Shoots (about 100 mg) of 6-d-old seedlings were frozen in liquid nitrogen and ground to a fine power. Proteins were extracted by adding 1 mL of protein extraction buffer (20-mM Hepes [pH 7.4], 2-mM [ethylenedinitrilo]tetraacetic acid [pH 7.4], 2-mM ethylene glycol bis[β-aminoethyl ether]-N,N,N′,N′-tetraacetic acid [pH 7.4], 25-mM NaF, 1-mM Na₃VO₄, 50-mM glycerophosphate, 100-mM NaCl, 0.5% [vol/vol] Triton X-100, 10% [vol/vol] glycerol, 1× SIGMAFAST Protease Inhibitor) and incubated on ice for 30 min. After centrifugation at 12,000 × g for 30 min at 4 °C, the clear supernatant was transferred to 15-mL Falcon conical centrifuge tubes. After addition of 9 mL of 100% acetone, 50 µL of 0.5-M Na₂CO₃, and 50 µL of 0.5-M DTT, the supernatant was mixed well and incubated at −20 °C for 30 min. Proteins were pelleted by centrifugation at 3,000 × g for 3 min. The pellet was dried for 10 min at RT and dissolved in 200 µL of 1× Laemmli buffer by heating at 75 °C for 20 min with agitation (500 rpm).

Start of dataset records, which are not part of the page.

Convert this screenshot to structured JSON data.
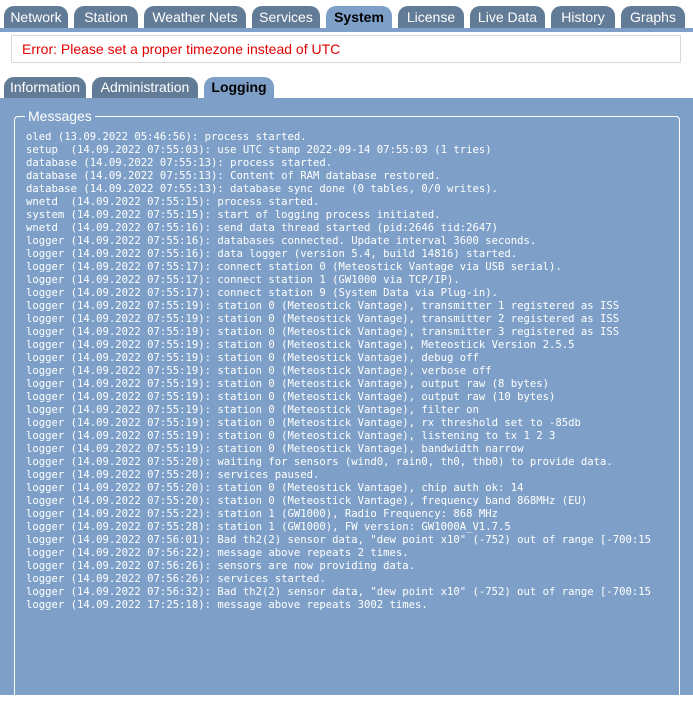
{
  "top_tabs": [
    {
      "label": "Network",
      "active": false
    },
    {
      "label": "Station",
      "active": false
    },
    {
      "label": "Weather Nets",
      "active": false
    },
    {
      "label": "Services",
      "active": false
    },
    {
      "label": "System",
      "active": true
    },
    {
      "label": "License",
      "active": false
    },
    {
      "label": "Live Data",
      "active": false
    },
    {
      "label": "History",
      "active": false
    },
    {
      "label": "Graphs",
      "active": false
    }
  ],
  "error_message": "Error: Please set a proper timezone instead of UTC",
  "sub_tabs": [
    {
      "label": "Information",
      "active": false
    },
    {
      "label": "Administration",
      "active": false
    },
    {
      "label": "Logging",
      "active": true
    }
  ],
  "messages_legend": "Messages",
  "log_lines": [
    "oled (13.09.2022 05:46:56): process started.",
    "setup  (14.09.2022 07:55:03): use UTC stamp 2022-09-14 07:55:03 (1 tries)",
    "database (14.09.2022 07:55:13): process started.",
    "database (14.09.2022 07:55:13): Content of RAM database restored.",
    "database (14.09.2022 07:55:13): database sync done (0 tables, 0/0 writes).",
    "wnetd  (14.09.2022 07:55:15): process started.",
    "system (14.09.2022 07:55:15): start of logging process initiated.",
    "wnetd  (14.09.2022 07:55:16): send data thread started (pid:2646 tid:2647)",
    "logger (14.09.2022 07:55:16): databases connected. Update interval 3600 seconds.",
    "logger (14.09.2022 07:55:16): data logger (version 5.4, build 14816) started.",
    "logger (14.09.2022 07:55:17): connect station 0 (Meteostick Vantage via USB serial).",
    "logger (14.09.2022 07:55:17): connect station 1 (GW1000 via TCP/IP).",
    "logger (14.09.2022 07:55:17): connect station 9 (System Data via Plug-in).",
    "logger (14.09.2022 07:55:19): station 0 (Meteostick Vantage), transmitter 1 registered as ISS",
    "logger (14.09.2022 07:55:19): station 0 (Meteostick Vantage), transmitter 2 registered as ISS",
    "logger (14.09.2022 07:55:19): station 0 (Meteostick Vantage), transmitter 3 registered as ISS",
    "logger (14.09.2022 07:55:19): station 0 (Meteostick Vantage), Meteostick Version 2.5.5",
    "logger (14.09.2022 07:55:19): station 0 (Meteostick Vantage), debug off",
    "logger (14.09.2022 07:55:19): station 0 (Meteostick Vantage), verbose off",
    "logger (14.09.2022 07:55:19): station 0 (Meteostick Vantage), output raw (8 bytes)",
    "logger (14.09.2022 07:55:19): station 0 (Meteostick Vantage), output raw (10 bytes)",
    "logger (14.09.2022 07:55:19): station 0 (Meteostick Vantage), filter on",
    "logger (14.09.2022 07:55:19): station 0 (Meteostick Vantage), rx threshold set to -85db",
    "logger (14.09.2022 07:55:19): station 0 (Meteostick Vantage), listening to tx 1 2 3",
    "logger (14.09.2022 07:55:19): station 0 (Meteostick Vantage), bandwidth narrow",
    "logger (14.09.2022 07:55:20): waiting for sensors (wind0, rain0, th0, thb0) to provide data.",
    "logger (14.09.2022 07:55:20): services paused.",
    "logger (14.09.2022 07:55:20): station 0 (Meteostick Vantage), chip auth ok: 14",
    "logger (14.09.2022 07:55:20): station 0 (Meteostick Vantage), frequency band 868MHz (EU)",
    "logger (14.09.2022 07:55:22): station 1 (GW1000), Radio Frequency: 868 MHz",
    "logger (14.09.2022 07:55:28): station 1 (GW1000), FW version: GW1000A_V1.7.5",
    "logger (14.09.2022 07:56:01): Bad th2(2) sensor data, \"dew point x10\" (-752) out of range [-700:15",
    "logger (14.09.2022 07:56:22): message above repeats 2 times.",
    "logger (14.09.2022 07:56:26): sensors are now providing data.",
    "logger (14.09.2022 07:56:26): services started.",
    "logger (14.09.2022 07:56:32): Bad th2(2) sensor data, \"dew point x10\" (-752) out of range [-700:15",
    "logger (14.09.2022 17:25:18): message above repeats 3002 times."
  ],
  "colors": {
    "tab_inactive": "#627b96",
    "tab_active": "#7ea0c8",
    "panel": "#7ea0c8",
    "error_text": "#e30000"
  }
}
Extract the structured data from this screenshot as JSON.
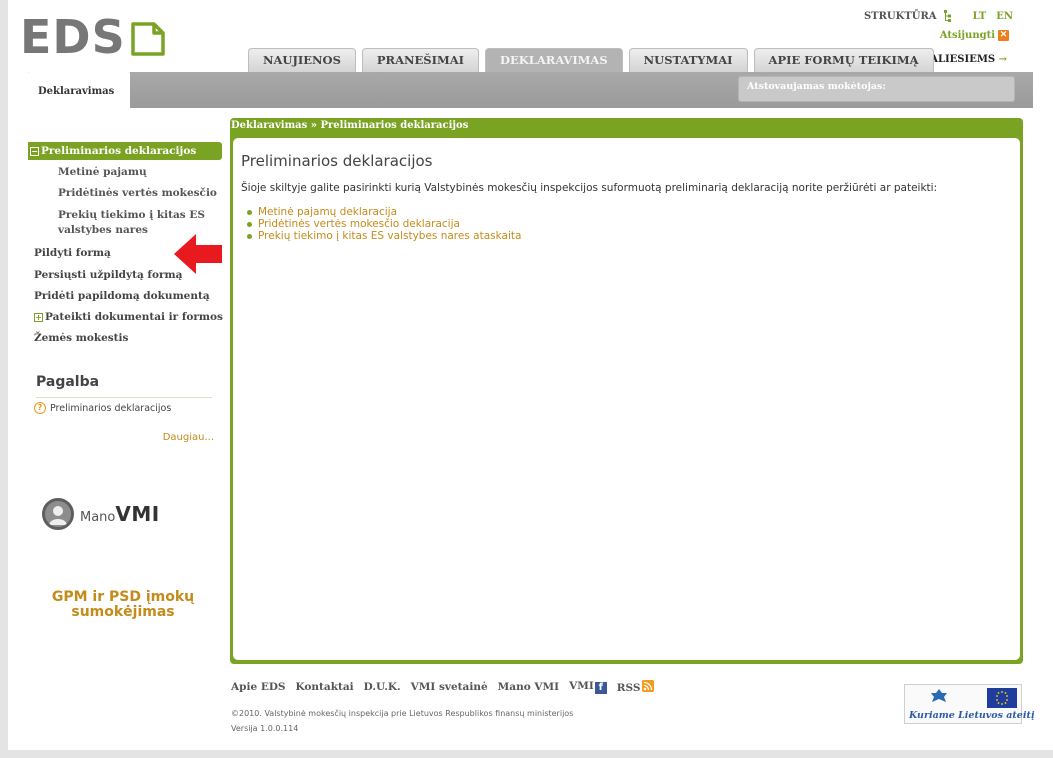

Proteins were normalized to the content of chlorophyll and then fractionated on 10% or 12% sodium dodecyl sulfate-polyacrylamide gel electrophoresis gels, depending on the calculated molecular weight of the target protein and were then transferred to a polyvinylidene difluoride membrane (Millipore, IPVH00010). The membrane was blocked for 1 h with 5% skim milk in 1× TBS (50-mM Tris⋅HCl [pH 7.5] and 150- mM NaCl) and incubated overnight at 4 °C using antiserum against GFP (Sigma-Aldrich, G1546), Myc (Santa Cruz Biotechnology, sc-40), RbcL (Agrisera, AS03 037), LHCP (AS01 004), D1 (AS11 1786), D2 (AS06 146), PsaF (PSI subunit F; AS06 104), POR (AS05 067), CURT1A, CHLI, or CHLM. The antibody solution was decanted, and the blot was washed for 4 × 10 min with 1× TBST (50-mM Tris⋅HCl [pH 7.5], 150-mM NaCl, 0.1% Tween-20) at RT. Then the blot was incubated with either anti-rabbit IgG-HRP (Santa Cruz Biotechnology, sc-2004) or anti-mouse IgG-HRP (Santa Cruz Biotechnology, sc-2005) at RT for 1 h with slow agitation. The blot was washed for 4 × 10 min with 1× TBST and developed with an enhanced chemiluminescence substrate (Thermo Scientific, 32106). Fluorescence was recorded using a CCD camera (Peqlab, Fusion Fx7).